The proposed ChangeFinder NIC is compared with three software-based counterparts implemented in C: Baseline, DPDK, and Netfilter. In Baseline, a ChangeFinder program is running on the application layer. In DPDK, although the ChangeFinder program is running on the application layer, the program directly accesses the NIC without kernel UDP/IP stack. In Netfilter, the ChangeFinder program is implemented as a kernel module.

Fig. 8.
figure 8

Throughput of change-point detection [samples/sec]

Figure 8 shows their throughput. The proposed ChangeFinder module is denoted as FPGA(sim) and the ChangeFinder NIC consisting of ChangeFinder and Reference NIC modules is denoted as FPGA(actual). FPGA(sim) throughput is derived by the number of cycles, pipeline structure (i.e., interval), and operating frequency of the ChangeFinder module.

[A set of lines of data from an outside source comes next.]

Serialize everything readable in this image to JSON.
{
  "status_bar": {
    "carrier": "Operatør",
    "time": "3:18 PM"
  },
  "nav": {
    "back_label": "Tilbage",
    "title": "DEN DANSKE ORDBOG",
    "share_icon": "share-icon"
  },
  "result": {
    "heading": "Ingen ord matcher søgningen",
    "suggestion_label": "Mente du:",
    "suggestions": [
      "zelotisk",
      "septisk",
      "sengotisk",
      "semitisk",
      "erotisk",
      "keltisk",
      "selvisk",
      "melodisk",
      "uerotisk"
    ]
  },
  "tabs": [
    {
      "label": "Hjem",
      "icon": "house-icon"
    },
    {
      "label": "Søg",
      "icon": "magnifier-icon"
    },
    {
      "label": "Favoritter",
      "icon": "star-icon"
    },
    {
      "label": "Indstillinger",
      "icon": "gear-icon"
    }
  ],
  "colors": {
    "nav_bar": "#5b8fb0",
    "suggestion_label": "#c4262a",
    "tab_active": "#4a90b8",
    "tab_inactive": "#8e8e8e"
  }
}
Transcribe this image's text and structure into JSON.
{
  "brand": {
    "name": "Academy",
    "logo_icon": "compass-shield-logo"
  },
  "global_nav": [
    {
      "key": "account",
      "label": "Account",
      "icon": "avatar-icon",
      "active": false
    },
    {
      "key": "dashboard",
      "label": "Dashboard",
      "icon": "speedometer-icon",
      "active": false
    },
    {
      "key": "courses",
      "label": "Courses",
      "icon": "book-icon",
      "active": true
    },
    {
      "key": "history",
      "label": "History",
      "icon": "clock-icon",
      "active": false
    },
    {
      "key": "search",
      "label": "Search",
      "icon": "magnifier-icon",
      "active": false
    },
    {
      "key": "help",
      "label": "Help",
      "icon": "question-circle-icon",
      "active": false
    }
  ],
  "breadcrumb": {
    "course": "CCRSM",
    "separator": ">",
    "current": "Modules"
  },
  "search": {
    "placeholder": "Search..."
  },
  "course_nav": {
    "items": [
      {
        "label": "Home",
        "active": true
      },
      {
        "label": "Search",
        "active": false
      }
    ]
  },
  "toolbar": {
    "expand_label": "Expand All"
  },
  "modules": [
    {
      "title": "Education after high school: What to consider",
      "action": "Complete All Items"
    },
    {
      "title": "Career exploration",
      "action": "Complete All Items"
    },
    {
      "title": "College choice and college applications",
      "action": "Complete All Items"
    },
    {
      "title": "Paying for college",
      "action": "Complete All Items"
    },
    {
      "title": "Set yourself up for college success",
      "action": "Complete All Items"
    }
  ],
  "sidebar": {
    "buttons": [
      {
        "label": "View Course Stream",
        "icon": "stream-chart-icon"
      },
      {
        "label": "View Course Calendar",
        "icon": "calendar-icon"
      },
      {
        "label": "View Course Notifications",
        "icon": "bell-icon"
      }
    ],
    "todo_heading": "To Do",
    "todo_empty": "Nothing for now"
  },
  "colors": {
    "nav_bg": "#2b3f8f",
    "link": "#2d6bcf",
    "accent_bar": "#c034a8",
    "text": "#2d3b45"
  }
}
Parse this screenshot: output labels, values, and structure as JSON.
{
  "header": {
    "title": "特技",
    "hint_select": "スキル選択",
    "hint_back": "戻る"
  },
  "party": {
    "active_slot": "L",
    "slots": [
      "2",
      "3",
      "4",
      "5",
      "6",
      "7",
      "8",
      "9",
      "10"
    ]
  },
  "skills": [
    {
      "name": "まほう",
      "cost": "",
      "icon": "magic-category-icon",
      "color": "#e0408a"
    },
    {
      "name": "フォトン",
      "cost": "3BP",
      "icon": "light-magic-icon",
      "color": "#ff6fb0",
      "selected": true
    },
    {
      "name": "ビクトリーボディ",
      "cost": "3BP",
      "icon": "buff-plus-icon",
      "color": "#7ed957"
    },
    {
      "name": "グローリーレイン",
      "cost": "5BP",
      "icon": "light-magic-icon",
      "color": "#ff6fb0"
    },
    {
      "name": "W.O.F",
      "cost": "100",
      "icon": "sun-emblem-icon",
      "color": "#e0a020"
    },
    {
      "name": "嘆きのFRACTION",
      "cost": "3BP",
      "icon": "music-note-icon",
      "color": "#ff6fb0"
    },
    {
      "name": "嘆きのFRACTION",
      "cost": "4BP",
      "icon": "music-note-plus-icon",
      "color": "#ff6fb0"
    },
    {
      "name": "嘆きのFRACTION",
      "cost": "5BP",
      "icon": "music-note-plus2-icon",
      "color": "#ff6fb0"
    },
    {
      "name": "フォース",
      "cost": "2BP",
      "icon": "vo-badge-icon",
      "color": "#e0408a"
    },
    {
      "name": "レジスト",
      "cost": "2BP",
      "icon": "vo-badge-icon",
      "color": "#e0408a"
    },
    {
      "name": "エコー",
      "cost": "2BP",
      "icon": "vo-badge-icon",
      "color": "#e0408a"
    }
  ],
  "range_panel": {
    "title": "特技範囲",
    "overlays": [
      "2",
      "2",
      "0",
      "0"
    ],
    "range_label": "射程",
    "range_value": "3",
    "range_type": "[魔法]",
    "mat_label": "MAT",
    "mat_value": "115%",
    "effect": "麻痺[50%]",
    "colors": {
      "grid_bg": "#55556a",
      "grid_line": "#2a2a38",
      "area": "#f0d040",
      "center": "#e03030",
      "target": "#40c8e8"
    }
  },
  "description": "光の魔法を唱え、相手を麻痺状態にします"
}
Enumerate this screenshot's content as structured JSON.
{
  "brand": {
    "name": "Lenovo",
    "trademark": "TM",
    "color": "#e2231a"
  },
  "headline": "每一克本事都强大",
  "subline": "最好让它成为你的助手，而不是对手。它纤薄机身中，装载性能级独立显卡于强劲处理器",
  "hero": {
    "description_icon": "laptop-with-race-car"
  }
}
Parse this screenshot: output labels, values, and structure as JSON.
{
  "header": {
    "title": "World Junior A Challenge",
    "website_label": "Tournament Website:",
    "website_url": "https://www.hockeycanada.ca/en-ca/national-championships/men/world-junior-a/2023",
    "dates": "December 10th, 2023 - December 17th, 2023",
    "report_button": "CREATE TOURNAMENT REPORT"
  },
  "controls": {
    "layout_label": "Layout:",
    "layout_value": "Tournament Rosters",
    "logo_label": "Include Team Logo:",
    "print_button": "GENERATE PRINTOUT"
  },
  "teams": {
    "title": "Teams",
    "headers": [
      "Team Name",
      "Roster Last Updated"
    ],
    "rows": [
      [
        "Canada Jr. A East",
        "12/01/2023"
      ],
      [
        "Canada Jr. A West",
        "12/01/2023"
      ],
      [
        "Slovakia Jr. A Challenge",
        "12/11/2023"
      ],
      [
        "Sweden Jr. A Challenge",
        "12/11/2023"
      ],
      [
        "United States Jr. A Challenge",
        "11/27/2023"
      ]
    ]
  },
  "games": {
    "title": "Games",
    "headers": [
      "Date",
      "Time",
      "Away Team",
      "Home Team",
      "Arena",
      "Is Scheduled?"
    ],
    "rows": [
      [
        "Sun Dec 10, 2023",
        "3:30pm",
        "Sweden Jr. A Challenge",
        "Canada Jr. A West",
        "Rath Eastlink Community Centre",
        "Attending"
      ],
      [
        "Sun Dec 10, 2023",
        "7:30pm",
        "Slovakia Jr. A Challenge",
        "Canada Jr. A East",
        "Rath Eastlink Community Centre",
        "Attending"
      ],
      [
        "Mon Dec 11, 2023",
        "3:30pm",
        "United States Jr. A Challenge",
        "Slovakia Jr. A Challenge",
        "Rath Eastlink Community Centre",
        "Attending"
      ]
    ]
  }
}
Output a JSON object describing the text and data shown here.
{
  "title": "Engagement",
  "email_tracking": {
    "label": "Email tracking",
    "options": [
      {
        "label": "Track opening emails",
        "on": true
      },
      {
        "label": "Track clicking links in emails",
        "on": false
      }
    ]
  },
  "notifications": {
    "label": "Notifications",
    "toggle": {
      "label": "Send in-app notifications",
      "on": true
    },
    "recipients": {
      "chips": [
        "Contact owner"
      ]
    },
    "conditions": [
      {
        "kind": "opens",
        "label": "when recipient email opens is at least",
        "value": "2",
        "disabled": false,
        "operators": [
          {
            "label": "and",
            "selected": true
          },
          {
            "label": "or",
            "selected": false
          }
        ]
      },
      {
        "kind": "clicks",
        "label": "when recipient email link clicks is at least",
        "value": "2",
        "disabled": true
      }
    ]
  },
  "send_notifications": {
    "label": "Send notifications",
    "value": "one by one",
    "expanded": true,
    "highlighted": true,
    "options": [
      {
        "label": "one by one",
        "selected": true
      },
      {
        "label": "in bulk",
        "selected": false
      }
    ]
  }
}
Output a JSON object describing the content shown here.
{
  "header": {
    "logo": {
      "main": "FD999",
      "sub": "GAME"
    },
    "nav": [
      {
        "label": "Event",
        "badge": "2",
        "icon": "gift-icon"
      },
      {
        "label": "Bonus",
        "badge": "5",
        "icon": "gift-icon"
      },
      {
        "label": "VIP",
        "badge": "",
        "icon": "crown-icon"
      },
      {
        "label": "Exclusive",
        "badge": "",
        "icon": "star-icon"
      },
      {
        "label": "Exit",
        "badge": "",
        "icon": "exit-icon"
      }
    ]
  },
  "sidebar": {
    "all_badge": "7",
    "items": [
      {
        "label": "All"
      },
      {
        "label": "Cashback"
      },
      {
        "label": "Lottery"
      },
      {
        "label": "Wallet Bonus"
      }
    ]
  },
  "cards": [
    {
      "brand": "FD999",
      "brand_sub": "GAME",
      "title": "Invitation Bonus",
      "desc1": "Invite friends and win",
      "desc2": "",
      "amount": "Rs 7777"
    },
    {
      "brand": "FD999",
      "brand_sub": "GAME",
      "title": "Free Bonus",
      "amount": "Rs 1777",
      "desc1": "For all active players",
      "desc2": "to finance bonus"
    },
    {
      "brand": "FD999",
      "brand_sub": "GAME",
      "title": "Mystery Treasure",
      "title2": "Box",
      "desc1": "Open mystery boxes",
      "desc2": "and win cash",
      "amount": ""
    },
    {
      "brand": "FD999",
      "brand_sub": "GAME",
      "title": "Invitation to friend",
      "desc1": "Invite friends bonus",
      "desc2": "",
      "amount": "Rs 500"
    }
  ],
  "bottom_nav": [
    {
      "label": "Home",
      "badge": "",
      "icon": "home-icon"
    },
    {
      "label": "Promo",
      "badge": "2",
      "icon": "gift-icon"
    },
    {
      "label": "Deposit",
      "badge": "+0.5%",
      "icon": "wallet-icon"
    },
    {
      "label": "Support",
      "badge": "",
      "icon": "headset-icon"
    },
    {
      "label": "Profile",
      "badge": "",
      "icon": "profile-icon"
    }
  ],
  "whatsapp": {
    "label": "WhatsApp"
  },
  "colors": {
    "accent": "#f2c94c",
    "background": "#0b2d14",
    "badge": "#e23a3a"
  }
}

FPGA(actual) is the measured throughput. The proposed FPGA(actual) achieves 16.8x throughput improvement compared to Baseline. It is much higher than those with software-based optimizations by DPDK and Netfilter.

In practical use cases, a specific field of received packets is extracted and fed to ChangeFinder module. In this experiment, we used 46-Byte UDP/IP packets containing a single 32-bit float value. This assumption is pessimistic in terms of throughput. Since internal data width of Reference NIC is 256 bits, these sdar modules are not bottleneck when packet length is greater than or equal to 256 Bytes. Considering the packet length of 46 BytesFootnote 1, the proposed FPGA(actual) achieves 83.4% of 10 GbE line rate.

6 Summary

Toward anomaly detection, change-point detection is used to look for change in a probability distribution of time series, while outlier detection is used to look for entity being away from the mean of a probability distribution. ChangeFinder algorithm based on SDAR model supports both the outlier and change-point detections and can be used for online use. This paper is the first work that accelerates ChangeFinder algorithm using FPGA and integrates it into NetFPGA-SUME for high-speed change-point detection at 10 GbE NICs. The proposed ChangeFinder NIC is compared to a UDP baseline and two software-based optimizations, i.e., DPDK and Netfilter. The throughput is much higher than these counterparts and it is 16.8x higher than the UDP baseline. The throughput is corresponding to 83.4% of the 10 GbE line rate. To achieve full 10 GbE line rate or more, as future work, we are considering the possibility to use multiple ChangeFinder modules while keeping their consistency. A demonstration video of current design can be found in [16].